AI Security’s Biggest Mistake: Treating the Agent Like the User
By
Martin Srb
·
1 minute read
Many enterprises still assume an AI agent is safe as long as it only accesses what the user can access.
That assumption is starting to break down.
In agentic environments, the real risk is not only what data the AI can open. It is what the AI can infer, combine, and act on across systems at machine speed. Harmless fragments in isolation can become highly sensitive once the agent connects them in context.
That is where traditional permission models, DLP rules, and static filters become insufficient.
“Same access as the user” is not a strong enough security model.
Think about how we work as humans.
When you go to HR for a contract amendment, the HR officer does not get an automated summary of your entire email history or private Teams chats just to update a document. They get the context needed for that specific job, and nothing more.

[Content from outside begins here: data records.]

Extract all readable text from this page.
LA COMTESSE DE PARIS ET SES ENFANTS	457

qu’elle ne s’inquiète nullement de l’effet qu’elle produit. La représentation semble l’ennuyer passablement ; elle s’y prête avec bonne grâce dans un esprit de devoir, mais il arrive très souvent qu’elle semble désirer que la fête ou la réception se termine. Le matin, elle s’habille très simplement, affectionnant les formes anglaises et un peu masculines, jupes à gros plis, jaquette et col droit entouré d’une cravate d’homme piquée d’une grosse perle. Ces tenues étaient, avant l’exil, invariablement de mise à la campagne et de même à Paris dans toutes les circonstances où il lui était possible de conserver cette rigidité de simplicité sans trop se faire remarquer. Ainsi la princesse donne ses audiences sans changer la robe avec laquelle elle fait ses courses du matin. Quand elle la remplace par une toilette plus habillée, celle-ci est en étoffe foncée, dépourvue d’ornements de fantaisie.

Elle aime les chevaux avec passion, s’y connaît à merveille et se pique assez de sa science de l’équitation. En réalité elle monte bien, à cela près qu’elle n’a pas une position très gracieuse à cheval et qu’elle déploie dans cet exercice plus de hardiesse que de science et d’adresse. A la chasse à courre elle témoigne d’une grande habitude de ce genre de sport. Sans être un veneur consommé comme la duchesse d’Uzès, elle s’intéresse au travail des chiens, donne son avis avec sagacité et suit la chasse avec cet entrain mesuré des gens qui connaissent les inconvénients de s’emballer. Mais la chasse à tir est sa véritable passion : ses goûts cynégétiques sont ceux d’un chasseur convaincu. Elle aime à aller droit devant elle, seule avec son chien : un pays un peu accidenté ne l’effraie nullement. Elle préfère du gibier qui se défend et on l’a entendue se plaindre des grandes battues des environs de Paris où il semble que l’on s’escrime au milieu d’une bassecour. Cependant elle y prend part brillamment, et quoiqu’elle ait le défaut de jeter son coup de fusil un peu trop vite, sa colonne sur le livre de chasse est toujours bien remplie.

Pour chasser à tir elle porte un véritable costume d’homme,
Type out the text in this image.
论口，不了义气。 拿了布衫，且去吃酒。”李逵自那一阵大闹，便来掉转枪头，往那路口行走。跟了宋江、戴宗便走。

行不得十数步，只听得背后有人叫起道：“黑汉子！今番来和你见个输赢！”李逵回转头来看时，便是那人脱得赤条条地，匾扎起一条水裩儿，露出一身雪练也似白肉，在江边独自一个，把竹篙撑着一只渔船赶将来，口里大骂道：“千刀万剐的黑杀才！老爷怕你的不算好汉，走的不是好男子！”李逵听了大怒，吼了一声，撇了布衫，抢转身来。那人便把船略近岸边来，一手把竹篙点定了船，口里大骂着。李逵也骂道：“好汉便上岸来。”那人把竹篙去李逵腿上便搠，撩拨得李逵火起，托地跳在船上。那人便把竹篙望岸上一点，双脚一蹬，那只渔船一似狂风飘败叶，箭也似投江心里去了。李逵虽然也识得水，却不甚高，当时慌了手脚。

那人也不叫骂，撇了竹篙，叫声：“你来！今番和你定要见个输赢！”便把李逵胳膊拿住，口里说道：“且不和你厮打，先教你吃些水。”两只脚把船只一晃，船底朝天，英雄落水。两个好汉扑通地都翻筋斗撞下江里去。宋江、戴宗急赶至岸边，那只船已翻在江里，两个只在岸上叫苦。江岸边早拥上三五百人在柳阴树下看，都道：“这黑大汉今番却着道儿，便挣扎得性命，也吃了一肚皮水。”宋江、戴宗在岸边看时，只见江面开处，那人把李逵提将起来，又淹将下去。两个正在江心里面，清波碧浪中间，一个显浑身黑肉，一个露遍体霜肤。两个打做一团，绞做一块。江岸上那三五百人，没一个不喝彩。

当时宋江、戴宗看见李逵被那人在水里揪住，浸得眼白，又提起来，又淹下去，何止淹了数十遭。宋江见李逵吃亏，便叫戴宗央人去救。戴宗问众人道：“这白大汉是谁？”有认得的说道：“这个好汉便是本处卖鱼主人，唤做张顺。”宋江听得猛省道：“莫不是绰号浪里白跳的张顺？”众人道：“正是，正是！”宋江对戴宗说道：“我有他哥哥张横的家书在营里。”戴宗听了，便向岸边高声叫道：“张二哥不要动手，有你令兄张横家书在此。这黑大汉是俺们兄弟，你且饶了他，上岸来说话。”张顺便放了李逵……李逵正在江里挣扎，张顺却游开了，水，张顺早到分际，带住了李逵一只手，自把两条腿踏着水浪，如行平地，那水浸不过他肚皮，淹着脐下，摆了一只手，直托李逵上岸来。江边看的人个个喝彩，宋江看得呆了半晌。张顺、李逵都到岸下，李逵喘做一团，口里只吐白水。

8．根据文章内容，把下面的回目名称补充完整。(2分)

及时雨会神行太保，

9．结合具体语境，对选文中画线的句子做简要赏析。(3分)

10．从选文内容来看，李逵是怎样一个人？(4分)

AI agents should work the same way. Not as supercharged assistants with broad inherited access, but as Digital Employees:
➡️ with a defined purpose
➡️ with explicitly bounded authority
➡️ with access limited to what is needed for that job
➡️ with traceable actions and accountable ownership
The safer path is not a more powerful assistant. It is a purpose-bound digital employee operating within clear guardrails.
If you do not define the AI’s role, scope, and authority, you are not governing it. You are only hoping its access pattern stays benign.